Vibraciones en la iglesia

El Mundo, SONIA DOCTOR, 01-11-2007

Los fieles de un centro religioso de Bellvitge lo abandonan por miedo Ni las continuas vibraciones ni la aparición de nuevas grietas en edificios cercanos han disuadido a los fieles.La Iglesia Evangélica Filadelfia sigue reuniendo a su comunidad, dos días después de que el miedo les moviera a abandonar el edificio de la avenida América de L’Hospitalet de Llobregat, cercano a la zona donde se ejecutan las obras de construcción del AVE a la altura de Bellvitge. Todos asistían al servicio religioso que se ofrece a diario en las instalaciones.


Algunos fieles atendían ayer a preguntas de este diario acerca de lo sucedido el lunes, y rememoraban el momento en que se iniciaron las vibraciones. Contaron que les inquietó el movimiento del suelo, que era como sacudidas, aunque quisieron dejar claro que nunca temieron por su vida.


Los asistentes a la iglesia, de extracción humilde y de etnia gitana la mayoría, no fueron quienes avisaron a los Bomberos, sino una vecina del inmueble contiguo, en la avenida Europa.

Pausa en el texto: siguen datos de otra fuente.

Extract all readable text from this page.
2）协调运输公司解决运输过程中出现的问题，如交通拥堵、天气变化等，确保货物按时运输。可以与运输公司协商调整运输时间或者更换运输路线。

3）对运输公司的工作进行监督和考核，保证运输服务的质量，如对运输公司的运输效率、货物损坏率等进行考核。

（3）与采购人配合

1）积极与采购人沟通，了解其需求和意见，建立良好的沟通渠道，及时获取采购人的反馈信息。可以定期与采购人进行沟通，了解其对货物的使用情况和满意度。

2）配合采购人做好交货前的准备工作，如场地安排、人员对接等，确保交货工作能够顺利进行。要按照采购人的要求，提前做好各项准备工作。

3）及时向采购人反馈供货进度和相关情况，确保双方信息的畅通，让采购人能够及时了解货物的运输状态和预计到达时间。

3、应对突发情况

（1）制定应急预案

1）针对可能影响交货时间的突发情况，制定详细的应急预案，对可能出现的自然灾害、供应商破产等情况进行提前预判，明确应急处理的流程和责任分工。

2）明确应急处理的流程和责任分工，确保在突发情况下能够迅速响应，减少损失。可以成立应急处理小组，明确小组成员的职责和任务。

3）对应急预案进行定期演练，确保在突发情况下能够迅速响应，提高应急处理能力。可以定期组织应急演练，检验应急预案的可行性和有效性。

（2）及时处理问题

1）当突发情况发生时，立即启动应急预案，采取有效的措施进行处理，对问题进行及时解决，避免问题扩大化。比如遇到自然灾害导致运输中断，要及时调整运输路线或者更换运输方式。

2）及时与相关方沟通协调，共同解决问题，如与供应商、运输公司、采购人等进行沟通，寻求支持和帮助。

Y es que las vibraciones se sintieron en diferentes puntos de la zona, según explicó uno de los afectados, de mediana edad.«Las vibraciones son constantes» desde hace tiempo, señaló ayer, y se habían acostumbrado a las molestias. De hecho, sólo las de las obras nocturnas les habían movido a quejarse días atrás.Ayer, en este sentido, mostraban su satisfacción porque el alcalde les había anunciado que «las obras nocturnas» iban a acabar por fin.


Lo cierto es que la vecina que avisó a los Bomberos se asustó mucho. Cuando éstos llegaron, el predicador les salió a recibir y, tras un intercambio de palabras, los dos miembros del cuerpo de emergencias accedieron al recinto de la iglesia para comprobar lo que sucedía. «No corréis peligro», señalaron los expertos a los congregados, pero las explicaciones no tranquilizaron a unos vecinos que ya están cansados de las molestias continuas de las obras; «hace meses que estamos así», puntualizaba ayer una vecina del inmueble de la avenida Europa.


«Los que están peor, son los del Gornal, al otro lado de la vía», explicó la mujer. «Ellos están peor, muchos son extranjeros que no saben a quién recurrir», añadió. Y es que además, tienen grietas.